Hi @wanisajad, I could not reproduce the error. gawk worked well on my M1 Mac. If possible, could you please share this file,/Users/wanisd/simpleaf_workdir/workflow_output/gene_expression/simpleaf_quant/af_quant/alevin/quants_mat_rows.txt? Thanks so much.

wanisajad commented 1 year ago

@Dongze There are two files quants_mat_rows.txt and quants_mat_rows.txt.bkp. quants_mat_rows.tx is empty. (quants_mat_rows.txt is 0 bytes, so it will not be attached. here is quants_mat_rows.txt.bkp.

On Thu, Sep 28, 2023 at 6:24 PM Dongze He @.***> wrote:

Hi @wanisajad https://github.com/wanisajad, I could not reproduce the error. gawk worked well on my M1 Mac. If possible, could you please share this file, /Users/wanisd/simpleaf_workdir/workflow_output/gene_expression/simpleaf_quant/af_quant/alevin/quants_mat_rows.txt? Thanks so much.

— Reply to this email directly, view it on GitHub https://github.com/COMBINE-lab/simpleaf/issues/107#issuecomment-1740078624, or unsubscribe https://github.com/notifications/unsubscribe-auth/AKJOAZDVD3F2MUPM42D2YWDX4X2JBANCNFSM6AAAAAA5KEYY6M . You are receiving this because you were mentioned.Message ID: @.***>

DongzeHE commented 1 year ago

Sorry, I did not see the attachment. you can send it to my email dhe17@umd.edu. Thanks.

wanisajad commented 1 year ago

@Dongze Please check your email Thanks

On Thu, Sep 28, 2023 at 6:33 PM Dongze He @.***> wrote:

Sorry, I did not see the attachment. you can send it to my email @.*** Thanks.

— Reply to this email directly, view it on GitHub https://github.com/COMBINE-lab/simpleaf/issues/107#issuecomment-1740085842, or unsubscribe https://github.com/notifications/unsubscribe-auth/AKJOAZCGVOP2BMBRKOTXQZTX4X3M3ANCNFSM6AAAAAA5KEYY6M . You are receiving this because you were mentioned.Message ID: @.***>

DongzeHE commented 1 year ago

Hi @wanisajad,

I tried the file you sent to me. It worked without any errors.

➜ gawk -i inplace -v inplace::suffix='.bkp' 'FNR==NR {dict[$1]=$2; next} {$1=($1 in dict) ? dict[$1] : $1}1' 3M-february-2018.txt quants_mat_rows.txt
➜  which gawk
/opt/homebrew/bin/gawk
➜  gawk --version
GNU Awk 5.2.2, API 3.2, (GNU MPFR 4.2.0-p12, GNU MP 6.2.1)

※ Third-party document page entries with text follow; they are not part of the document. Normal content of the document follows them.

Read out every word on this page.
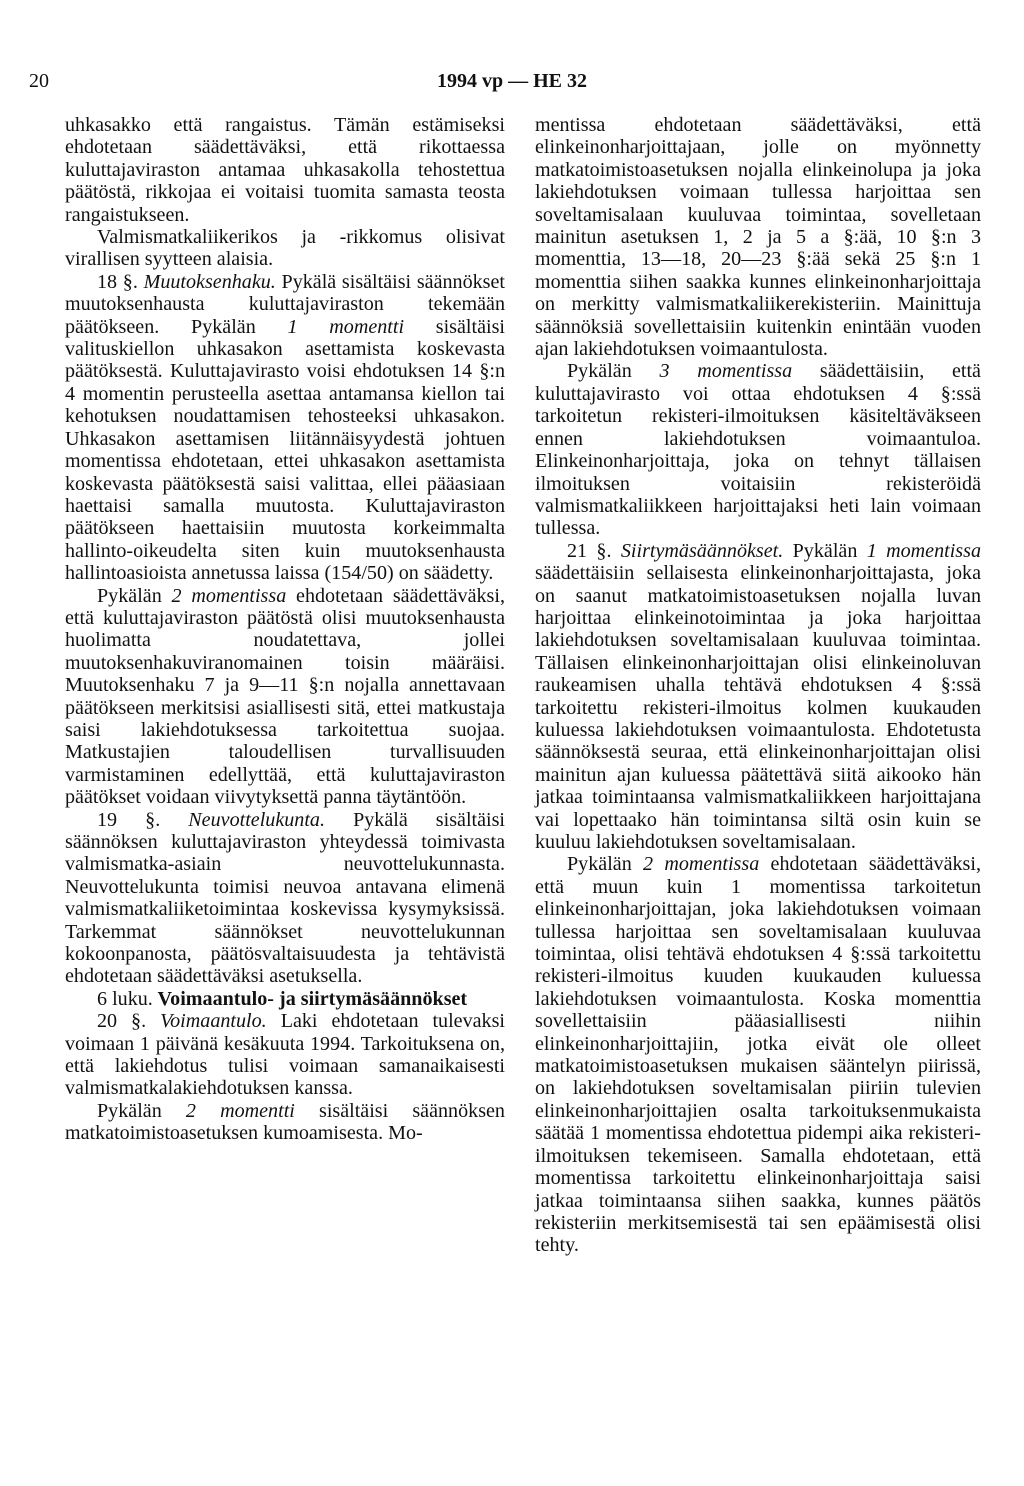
20	1994 vp — HE 32

uhkasakko että rangaistus. Tämän estämiseksi ehdotetaan säädettäväksi, että rikottaessa kuluttajaviraston antamaa uhkasakolla tehostettua päätöstä, rikkojaa ei voitaisi tuomita samasta teosta rangaistukseen.

Valmismatkaliikerikos ja -rikkomus olisivat virallisen syytteen alaisia.

18 §. Muutoksenhaku. Pykälä sisältäisi säännökset muutoksenhausta kuluttajaviraston tekemään päätökseen. Pykälän 1 momentti sisältäisi valituskiellon uhkasakon asettamista koskevasta päätöksestä. Kuluttajavirasto voisi ehdotuksen 14 §:n 4 momentin perusteella asettaa antamansa kiellon tai kehotuksen noudattamisen tehosteeksi uhkasakon. Uhkasakon asettamisen liitännäisyydestä johtuen momentissa ehdotetaan, ettei uhkasakon asettamista koskevasta päätöksestä saisi valittaa, ellei pääasiaan haettaisi samalla muutosta. Kuluttajaviraston päätökseen haettaisiin muutosta korkeimmalta hallinto-oikeudelta siten kuin muutoksenhausta hallintoasioista annetussa laissa (154/50) on säädetty.

Pykälän 2 momentissa ehdotetaan säädettäväksi, että kuluttajaviraston päätöstä olisi muutoksenhausta huolimatta noudatettava, jollei muutoksenhakuviranomainen toisin määräisi. Muutoksenhaku 7 ja 9—11 §:n nojalla annettavaan päätökseen merkitsisi asiallisesti sitä, ettei matkustaja saisi lakiehdotuksessa tarkoitettua suojaa. Matkustajien taloudellisen turvallisuuden varmistaminen edellyttää, että kuluttajaviraston päätökset voidaan viivytyksettä panna täytäntöön.

19 §. Neuvottelukunta. Pykälä sisältäisi säännöksen kuluttajaviraston yhteydessä toimivasta valmismatka-asiain neuvottelukunnasta. Neuvottelukunta toimisi neuvoa antavana elimenä valmismatkaliiketoimintaa koskevissa kysymyksissä. Tarkemmat säännökset neuvottelukunnan kokoonpanosta, päätösvaltaisuudesta ja tehtävistä ehdotetaan säädettäväksi asetuksella.

6 luku. Voimaantulo- ja siirtymäsäännökset

20 §. Voimaantulo. Laki ehdotetaan tulevaksi voimaan 1 päivänä kesäkuuta 1994. Tarkoituksena on, että lakiehdotus tulisi voimaan samanaikaisesti valmismatkalakiehdotuksen kanssa.

Pykälän 2 momentti sisältäisi säännöksen matkatoimistoasetuksen kumoamisesta. Mo-

mentissa ehdotetaan säädettäväksi, että elinkeinonharjoittajaan, jolle on myönnetty matkatoimistoasetuksen nojalla elinkeinolupa ja joka lakiehdotuksen voimaan tullessa harjoittaa sen soveltamisalaan kuuluvaa toimintaa, sovelletaan mainitun asetuksen 1, 2 ja 5 a §:ää, 10 §:n 3 momenttia, 13—18, 20—23 §:ää sekä 25 §:n 1 momenttia siihen saakka kunnes elinkeinonharjoittaja on merkitty valmismatkaliikerekisteriin. Mainittuja säännöksiä sovellettaisiin kuitenkin enintään vuoden ajan lakiehdotuksen voimaantulosta.

Pykälän 3 momentissa säädettäisiin, että kuluttajavirasto voi ottaa ehdotuksen 4 §:ssä tarkoitetun rekisteri-ilmoituksen käsiteltäväkseen ennen lakiehdotuksen voimaantuloa. Elinkeinonharjoittaja, joka on tehnyt tällaisen ilmoituksen voitaisiin rekisteröidä valmismatkaliikkeen harjoittajaksi heti lain voimaan tullessa.

21 §. Siirtymäsäännökset. Pykälän 1 momentissa säädettäisiin sellaisesta elinkeinonharjoittajasta, joka on saanut matkatoimistoasetuksen nojalla luvan harjoittaa elinkeinotoimintaa ja joka harjoittaa lakiehdotuksen soveltamisalaan kuuluvaa toimintaa. Tällaisen elinkeinonharjoittajan olisi elinkeinoluvan raukeamisen uhalla tehtävä ehdotuksen 4 §:ssä tarkoitettu rekisteri-ilmoitus kolmen kuukauden kuluessa lakiehdotuksen voimaantulosta. Ehdotetusta säännöksestä seuraa, että elinkeinonharjoittajan olisi mainitun ajan kuluessa päätettävä siitä aikooko hän jatkaa toimintaansa valmismatkaliikkeen harjoittajana vai lopettaako hän toimintansa siltä osin kuin se kuuluu lakiehdotuksen soveltamisalaan.

Pykälän 2 momentissa ehdotetaan säädettäväksi, että muun kuin 1 momentissa tarkoitetun elinkeinonharjoittajan, joka lakiehdotuksen voimaan tullessa harjoittaa sen soveltamisalaan kuuluvaa toimintaa, olisi tehtävä ehdotuksen 4 §:ssä tarkoitettu rekisteri-ilmoitus kuuden kuukauden kuluessa lakiehdotuksen voimaantulosta. Koska momenttia sovellettaisiin pääasiallisesti niihin elinkeinonharjoittajiin, jotka eivät ole olleet matkatoimistoasetuksen mukaisen sääntelyn piirissä, on lakiehdotuksen soveltamisalan piiriin tulevien elinkeinonharjoittajien osalta tarkoituksenmukaista säätää 1 momentissa ehdotettua pidempi aika rekisteri-ilmoituksen tekemiseen. Samalla ehdotetaan, että momentissa tarkoitettu elinkeinonharjoittaja saisi jatkaa toimintaansa siihen saakka, kunnes päätös rekisteriin merkitsemisestä tai sen epäämisestä olisi tehty.
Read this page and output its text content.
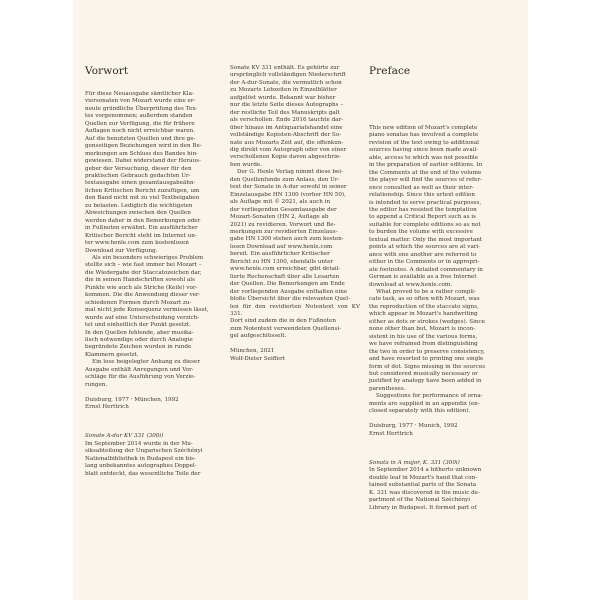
Vorwort	Preface

Für diese Neuausgabe sämtlicher Kla-

viersonaten von Mozart wurde eine er-

neute gründliche Überprüfung des Tex-

tes vorgenommen; außerdem standen

Quellen zur Verfügung, die für frühere

Auflagen noch nicht erreichbar waren.

Auf die benutzten Quellen und ihre ge-

genseitigen Beziehungen wird in den Be-

merkungen am Schluss des Bandes hin-

gewiesen. Dabei widerstand der Heraus-

geber der Versuchung, dieser für den

praktischen Gebrauch gedachten Ur-

textausgabe einen gesamtausgabeähn-

lichen Kritischen Bericht zuzufügen, um

den Band nicht mit zu viel Textbeigaben

zu belasten. Lediglich die wichtigsten

Abweichungen zwischen den Quellen

werden daher in den Bemerkungen oder

in Fußnoten erwähnt. Ein ausführlicher

Kritischer Bericht steht im Internet un-

ter www.henle.com zum kostenlosen

Download zur Verfügung.

Als ein besonders schwieriges Problem

stellte sich – wie fast immer bei Mozart –

die Wiedergabe der Staccatozeichen dar,

die in seinen Handschriften sowohl als

Punkte wie auch als Striche (Keile) vor-

kommen. Die die Anwendung dieser ver-

schiedenen Formen durch Mozart zu-

mal nicht jede Konsequenz vermissen lässt,

wurde auf eine Unterscheidung verzich-

tet und einheitlich der Punkt gesetzt.

In den Quellen fehlende, aber musika-

lisch notwendige oder durch Analogie

begründete Zeichen wurden in runde

Klammern gesetzt.

Ein lose beigelegter Anhang zu dieser

Ausgabe enthält Anregungen und Vor-

schläge für die Ausführung von Verzie-

rungen.

Duisburg, 1977 · München, 1992

Ernst Herttrich

Sonate A-dur KV 331 (300i)

Im September 2014 wurde in der Mu-

siksabteilung der Ungarischen Széchényi

Nationalbibliothek in Budapest ein bis-

lang unbekanntes autographes Doppel-

blatt entdeckt, das wesentliche Teile der

Sonate KV 331 enthält. Es gehörte zur

ursprünglich vollständigen Niederschrift

der A-dur-Sonate, die vermutlich schon

zu Mozarts Lebzeiten in Einzelblätter

aufgelöst wurde. Bekannt war bisher

nur die letzte Seite dieses Autographs –

der restliche Teil des Manuskripts galt

als verschollen. Ende 2016 tauchte dar-

über hinaus im Antiquariatshandel eine

vollständige Kopisten-Abschrift der So-

nate aus Mozarts Zeit auf, die offenkun-

dig direkt vom Autograph oder von einer

verschollenen Kopie davon abgeschrie-

ben wurde.

Der G. Henle Verlag nimmt diese bei-

den Quellenfunde zum Anlass, den Ur-

text der Sonate in A-dur sowohl in seiner

Einzelausgabe HN 1300 (vorher HN 50),

als Auflage mit © 2021, als auch in

der vorliegenden Gesamtausgabe der

Mozart-Sonaten (HN 2, Auflage ab

2021) zu revidieren. Vorwort und Be-

merkungen zur revidierten Einzelaus-

gabe HN 1300 stehen auch zum kosten-

losen Download auf www.henle.com

bereit. Ein ausführlicher Kritischer

Bericht zu HN 1300, ebenfalls unter

www.henle.com erreichbar, gibt detail-

lierte Rechenschaft über alle Lesarten

der Quellen. Die Bemerkungen am Ende

der vorliegenden Ausgabe enthalten eine

bloße Übersicht über die relevanten Quel-

len für den revidierten Notentext von KV 331.

Dort sind zudem die in den Fußnoten

zum Notentext verwendeten Quellensi-

gel aufgeschlüsselt.

München, 2021

Wolf-Dieter Seiffert

This new edition of Mozart's complete

piano sonatas has involved a complete

revision of the text owing to additional

sources having since been made avail-

able, access to which was not possible

in the preparation of earlier editions. In

the Comments at the end of the volume

the player will find the sources of refer-

ence consulted as well as their inter-

relationship. Since this urtext edition

is intended to serve practical purposes,

the editor has resisted the temptation

to append a Critical Report such as is

suitable for complete editions so as not

to burden the volume with excessive

textual matter. Only the most important

points at which the sources are at vari-

ance with one another are referred to

either in the Comments or in appropri-

ate footnotes. A detailed commentary in

German is available as a free Internet

download at www.henle.com.

What proved to be a rather compli-

cate task, as so often with Mozart, was

the reproduction of the staccato signs,

which appear in Mozart's handwriting

either as dots or strokes (wedges). Since

none other than but, Mozart is incon-

sistent in his use of the various forms,

we have refrained from distinguishing

the two in order to preserve consistency,

and have resorted to printing one single

form of dot. Signs missing in the sources

but considered musically necessary or

justified by analogy have been added in

parentheses.

Suggestions for performance of orna-

ments are supplied in an appendix (en-

closed separately with this edition).

Duisburg, 1977 · Munich, 1992

Ernst Herttrich

Sonata in A major, K. 331 (300i)

In September 2014 a hitherto unknown

double leaf in Mozart's hand that con-

tained substantial parts of the Sonata

K. 331 was discovered in the music de-

partment of the National Széchényi

Library in Budapest. It formed part of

If possible, could you please run

gawk -i inplace -v inplace::suffix='.bkp' 'FNR==NR {dict[$1]=$2; next} {$1=($1 in dict) ? dict[$1] : $1}1' 3M-february-2018.txt.bkp quants_mat_rows.txt.bkp directly in your terminal?

To find the two files used in the above command, you can go to /Users/wanisd/simpleaf_workdir/workflow_output/workflow_execution_log.json, locate the json fields for step 5 (using /"Step": 10 in less for example), and the path of the two files will show up there. Notice that because we used in place, you need to add .bkp at the end of each file as the original file had been modified.

Thanks!

DongzeHE commented 1 year ago

Hi @wanisajad,

Please let me know if you still have trouble running the command. Thanks.

Best, Dongze

wanisajad commented 11 months ago

Hi Dongze, Sorry I think I am missing something. I am not able to see "quants_mat_rows.txt" or "quants_mat_rows.txt.bkp" workflow_output % ls 3M-february-2018.txt 3M-february-2018.txt.gz 3M-february-2018.txt.bkp gene_expression

DongzeHE commented 11 months ago

Hi @wanisajad,

The layout of the output folder is the same as the layout defined in the workflow. So if you go gene_expression -> simpleaf_quant -> af_quant -> alevin, you will see it.